Hardware-assisted verification will sprint in new directions at the DATE Conference in Nice, France, this week, where Mentor Graphics Corp. will unveil an "emulation on a chip" architecture for its new Veloce accelerators and emulators, and EVE SA will turn out ZeBu-AX, its next-generation hardware accelerator. Both announcements help move hardware-assisted verification to higher levels of abstraction.
Mentor's new Veloce series claims greatly improved speed, gate capacity, and compilation times compared to its previous VStation Pro and Celaro lines, both of which contributed technology to Veloce. But what Mentor seems proudest of is Veloce's "virtual emulation" or "transaction-based acceleration" technology, which provides a way to compile and test designs from transaction-level testbenches, and requires no connection to physical hardware.
EVE's ZeBu-AX represents the company's first release of acceleration technology acquired from Tharas Systems earlier this year, but it claims significant capacity and compilation advantages over Tharas' Hammer accelerator line.
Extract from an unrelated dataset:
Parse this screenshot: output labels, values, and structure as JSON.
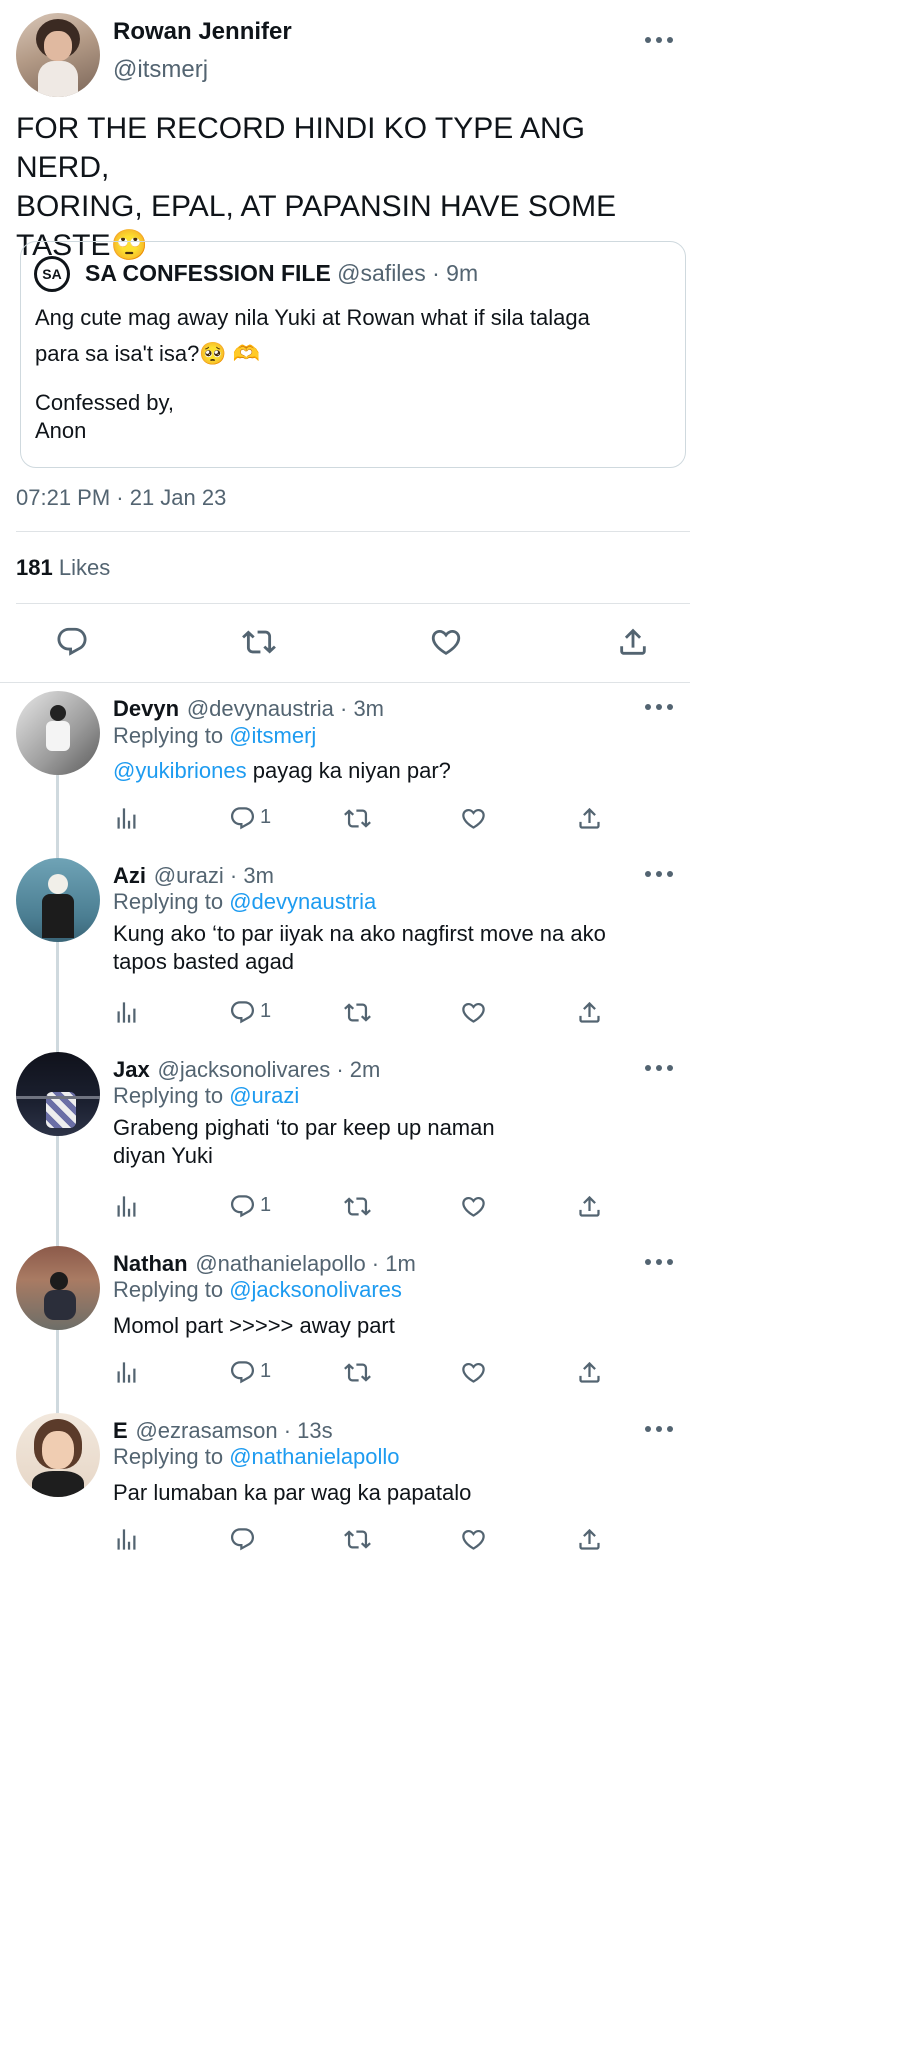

It also adds a transaction-level, C language capability.
Veloce may challenge some traditional notions of how hardware-assisted verification is used, and how it's defined. Gary Smith, chief analyst at Gary Smith EDA, has noted that acceleration and emulation have been divided into less expensive, easier to use "design team" products and more expensive, and powerful, "emulation team" products run by separate organizations.
"Mentor is attempting to use a building block approach to acceleration and emulation, in effect eliminating the emulation team category," Smith said. Mentor provides three tiers within the Veloce family – Trio, Solo, and Quattro – representing different levels of capacity and capability.
But the "exciting part" of the Veloce announcement, Smith said, is "that they are moving A&E [acceleration and emulation] up to the ES [electronic system] level with their transaction level capability." That capability appears to blur the line between acceleration, which traditionally speeds software simulation, and emulation, which typically implies that users are running tests on actual hardware.
A driving force behind the transaction-level approach is the Accellera Standard Co-Emulation Modeling Interface (SCE-MI) standard, which allows transaction-level verification between different hardware and software simulation and emulation environments. Mentor claims support for the draft SCE-MI 2.0 standard, and EVE claims partial support.
Both companies will be competing with Cadence Design Systems, which led the acceleration and emulation market in the most recent Gartner Dataquest surveys. Cadence's Xtreme III accelerator and emulator, introduced last fall, supports up to 72 million gates in one chassis, and lets designers run transaction-based acceleration using the current SCE-MI 1.1 standard.
Bigger and faster
Mentor claims that Veloce runs at speeds up to 1.5 MHz, 3 to 5 times faster than previous generation Mentor acceleration and emulation systems. The company claims compile times of 15 million RTL gates per hour, about three times that of VStation Pro. Veloce provides capacity up to 128 million ASIC gates, compared to 60 million for VStation Pro.
Driving Veloce is an "emulation on chip" that claims to combine the advantages of Celaro's custom ASIC approach, which brought fast compile times and interactive debugging, and VStation's FPGA-based approach, which could handle asynchronous clock domains. The result, said Sanjay Sawant, director of marketing for Mentor's emulation division, is a chip with a "reconfigurable fabric" implemented inside a custom system-on-chip (SoC). The VStation Pro "virtual wires" emulation technology, previously implemented in software, is now on the chip.